Elizabeth Spreadbury Lecture 2018

                    Illuminating the dark: searches for cold dark matter in the Milky Way
                                                        Prof. Laura Baudis

                                                3pm on Wednesday March 14th 2018
                                                                (more details below)

One of the major challenges of modern physics is to decipher the nature of dark matter. Astrophysical observations provide ample evidence for the existence of an invisible and dominant mass component in the observable universe. The dark matter could be made of new, yet undiscovered elementary particles, with allowed masses and interaction strengths with normal matter spanning an enormous range. Weakly interacting massive particles (WIMPs), which froze out of thermal equilibrium with a relic density matching the observations, represent a well-motivated class of candidates. They could be directly observed via scatters off atomic nuclei in underground, ultra low-background detectors, or indirectly, via secondary radiation produced when they pair annihilate. They could also be generated at particle colliders such as the LHC, where associated particles produced in the same process are to be detected. After an introduction to the dark matter problem and the phenomenology of dark matter detection, I will discuss the most promising direct detection techniques, addressing their current and future science reach, as well as their complementarity. The focus will be on the recent results of the XENON1T experiment, which is acquiring science data at the Gran Sasso Underground Laboratory in Italy since November 2016, and on DARWIN, an R&D and design study for a next-generation, multi-ton dark matter detector.

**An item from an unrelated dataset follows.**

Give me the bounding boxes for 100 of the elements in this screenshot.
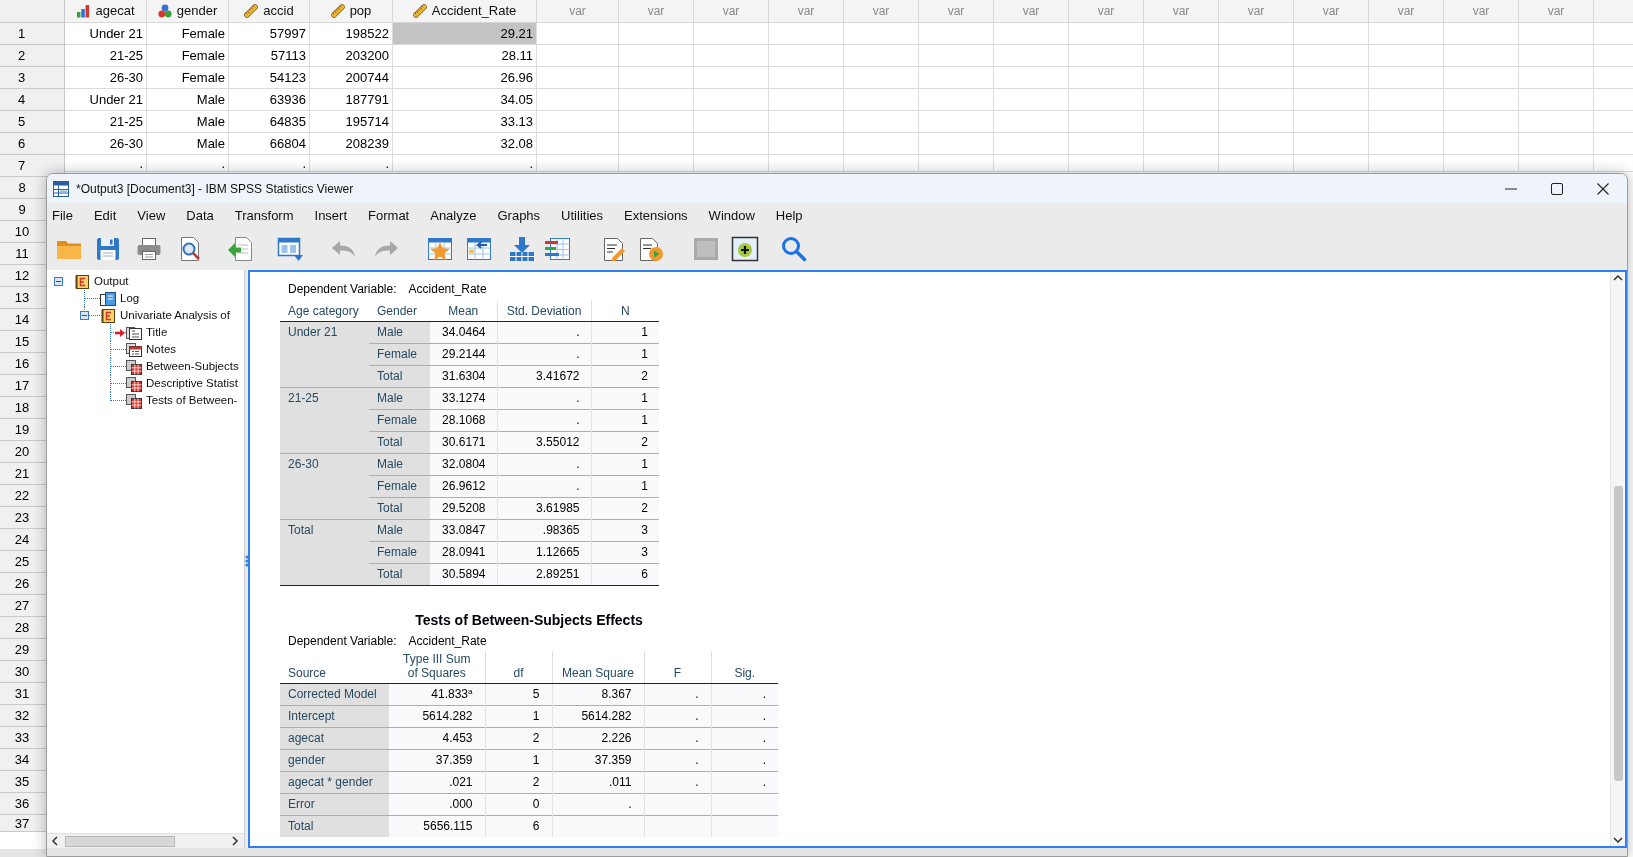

This year's Spreadbury Lecture (the 28th) will be given by Prof. Laura Baudis from the University of Zurich.

The lecture will take place in the Harrie Massey Lecture Theatre at 3pm on Wednesday March 14th 2018. The lecture theatre can be accessed from the entrance to the UCL Union in Gower Court, off Gower Place.

All students are welcome and the lecture will be accessible to undergraduates studying either physics or astrophysics. The event is co-sponsored by the UCL Physics Society.

Following the lecture, refreshments will be served in E3/E7 in the Department of Physics and Astonomy and anyone attending the lecture is most welcome.